Kondisi ini diperparah dengan kurang optimalnya pembatasan sosial yang dilakukan. Kombinasi antara tingginya mobilitas dan keterlambatan isolasi itu mengakibatkan laju penularan makin cepat. “Angka kasus kita hanya puncak gunung es, karena yang belum ditemukan jauh lebih tinggi,” katanya.
Sekalipun ada peningkatan, jumlah orang yang dites per 1.000 penduduk di Indonesia masih sangat rendah, yaitu berada di urutan ke-162 dari 215 negara.
Data dari worldometers.info, Indonesia baru memeriksa 7,79 per 1.000 penduduk. Tiga negara dengan kasus terbanyak, yaitu Amerika Serikat melakukan tes 239 per 1.000 penduduk, Brasil 66 per 1000 penduduk, dan India 28 per 1.000 penduduk. India saat ini rata-rata sudah bisa melakukan 1 juta tes per hari dengan rasio kasus positif 10 persen.

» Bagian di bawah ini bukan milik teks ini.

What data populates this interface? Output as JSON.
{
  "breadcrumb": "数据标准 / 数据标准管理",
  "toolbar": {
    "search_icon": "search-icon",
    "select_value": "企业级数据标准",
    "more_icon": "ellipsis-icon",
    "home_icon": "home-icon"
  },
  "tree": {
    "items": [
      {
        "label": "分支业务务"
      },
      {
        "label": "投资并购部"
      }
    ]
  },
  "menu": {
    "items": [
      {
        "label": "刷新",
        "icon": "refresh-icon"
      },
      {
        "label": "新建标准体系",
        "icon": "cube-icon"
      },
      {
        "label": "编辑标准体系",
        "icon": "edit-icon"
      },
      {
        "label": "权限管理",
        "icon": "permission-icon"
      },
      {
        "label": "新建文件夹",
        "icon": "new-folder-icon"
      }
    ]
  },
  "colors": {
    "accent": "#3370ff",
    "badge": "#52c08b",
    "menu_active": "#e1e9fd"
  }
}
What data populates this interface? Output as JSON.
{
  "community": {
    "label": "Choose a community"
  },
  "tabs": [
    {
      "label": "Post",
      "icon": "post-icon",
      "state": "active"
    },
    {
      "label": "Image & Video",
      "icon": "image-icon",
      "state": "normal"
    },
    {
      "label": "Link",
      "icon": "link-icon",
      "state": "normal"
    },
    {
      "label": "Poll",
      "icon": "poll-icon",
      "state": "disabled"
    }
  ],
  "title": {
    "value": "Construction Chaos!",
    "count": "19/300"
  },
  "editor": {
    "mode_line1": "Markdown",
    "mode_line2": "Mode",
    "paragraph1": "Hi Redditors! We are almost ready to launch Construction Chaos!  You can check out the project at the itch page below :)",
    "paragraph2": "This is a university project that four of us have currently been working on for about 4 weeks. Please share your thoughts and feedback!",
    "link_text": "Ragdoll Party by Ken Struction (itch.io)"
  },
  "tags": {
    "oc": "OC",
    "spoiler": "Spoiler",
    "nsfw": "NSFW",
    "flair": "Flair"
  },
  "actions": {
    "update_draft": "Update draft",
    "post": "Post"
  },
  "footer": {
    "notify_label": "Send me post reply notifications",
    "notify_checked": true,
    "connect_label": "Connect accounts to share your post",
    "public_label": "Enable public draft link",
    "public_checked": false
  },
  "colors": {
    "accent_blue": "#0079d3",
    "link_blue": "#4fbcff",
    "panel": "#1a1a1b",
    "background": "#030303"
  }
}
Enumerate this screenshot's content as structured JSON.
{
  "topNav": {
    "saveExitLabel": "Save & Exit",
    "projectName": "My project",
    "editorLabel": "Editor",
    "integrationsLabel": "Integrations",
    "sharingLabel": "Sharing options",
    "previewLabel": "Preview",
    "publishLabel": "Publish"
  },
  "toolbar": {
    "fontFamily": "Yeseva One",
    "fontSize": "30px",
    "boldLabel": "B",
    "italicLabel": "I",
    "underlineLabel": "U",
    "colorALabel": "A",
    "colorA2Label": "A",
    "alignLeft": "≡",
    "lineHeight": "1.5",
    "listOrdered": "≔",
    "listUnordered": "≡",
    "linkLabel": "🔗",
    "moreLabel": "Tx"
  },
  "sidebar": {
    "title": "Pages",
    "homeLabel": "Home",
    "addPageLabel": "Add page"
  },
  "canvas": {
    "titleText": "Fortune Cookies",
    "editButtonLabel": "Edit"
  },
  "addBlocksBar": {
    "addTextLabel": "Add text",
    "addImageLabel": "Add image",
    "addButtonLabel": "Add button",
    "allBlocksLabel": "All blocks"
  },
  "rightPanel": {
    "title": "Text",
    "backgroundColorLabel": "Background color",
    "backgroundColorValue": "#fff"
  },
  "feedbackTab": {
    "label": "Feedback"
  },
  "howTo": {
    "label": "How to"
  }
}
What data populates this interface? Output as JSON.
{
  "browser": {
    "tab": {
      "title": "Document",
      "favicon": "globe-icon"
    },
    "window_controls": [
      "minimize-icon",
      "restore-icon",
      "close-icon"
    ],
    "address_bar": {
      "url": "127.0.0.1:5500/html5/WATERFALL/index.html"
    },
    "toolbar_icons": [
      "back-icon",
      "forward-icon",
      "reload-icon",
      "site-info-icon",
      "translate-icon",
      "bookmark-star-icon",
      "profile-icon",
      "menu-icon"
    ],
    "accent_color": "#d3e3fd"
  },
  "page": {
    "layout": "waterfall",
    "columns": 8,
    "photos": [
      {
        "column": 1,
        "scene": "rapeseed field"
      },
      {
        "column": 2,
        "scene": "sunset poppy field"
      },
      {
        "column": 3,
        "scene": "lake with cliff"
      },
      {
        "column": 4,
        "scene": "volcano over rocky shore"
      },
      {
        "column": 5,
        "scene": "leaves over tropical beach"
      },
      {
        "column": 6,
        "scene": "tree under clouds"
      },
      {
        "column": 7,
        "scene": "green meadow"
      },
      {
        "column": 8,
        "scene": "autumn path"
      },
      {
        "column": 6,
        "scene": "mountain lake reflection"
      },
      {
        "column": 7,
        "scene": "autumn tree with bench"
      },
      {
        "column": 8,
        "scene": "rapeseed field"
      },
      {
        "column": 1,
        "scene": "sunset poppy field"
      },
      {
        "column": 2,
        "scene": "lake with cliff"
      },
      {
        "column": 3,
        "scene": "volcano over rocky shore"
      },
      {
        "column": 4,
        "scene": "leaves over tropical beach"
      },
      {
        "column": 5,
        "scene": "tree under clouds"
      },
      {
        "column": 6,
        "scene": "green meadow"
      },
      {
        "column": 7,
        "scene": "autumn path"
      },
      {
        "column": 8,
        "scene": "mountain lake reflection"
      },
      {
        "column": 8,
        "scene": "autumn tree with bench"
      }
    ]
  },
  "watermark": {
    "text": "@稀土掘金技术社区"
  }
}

Menurut Iqbal, setidaknya ada sejumlah aspek untuk melihat keberhasilan penanganan pandemi di Indonesia, yakni jumlah tes, rasio kasus positif, kecukupan dan kecepatan penelusuran kontak, kecukupan ruang perawatan, tingkat kematian. dan kesembuhan.
“Kesembuhan hanya satu bagian, yang harus dibandingkan dengan tingkat mortalitas dan indikator lain. Jadi, kalau pemerintah membanggakan rasio kesembuhan lebih tinggi dari kondisi global, bisa keliru,” ujarnya.
Iqbal menambahkan, kesembuhan bukan keberhasilan pencegahan pandemi. “Berhasil itu kalau jumlah kasus kecil dan yang meninggal sedikit. Selain itu kita juga perlu melihat kriteria sembuhnya, apakah ada dampak permanen pada tubuh,” kata Iqbal.
Vietnam misalnya, rasio kesembuhannya hanya 57,7 persen, sedangkan Indonesia rasio kesembuhannya 71,2 persen. Namun, Vietnam hanya memiliki 1.036 kasus dengan total korban jiwa 30 orang atau tingkat kematian 2,8 persen. Sementara Indonesia memiliki jumlah kasus 165 kali lebih banyak dibandingkan Vietnam dan tingkat kematian 4,3 persen.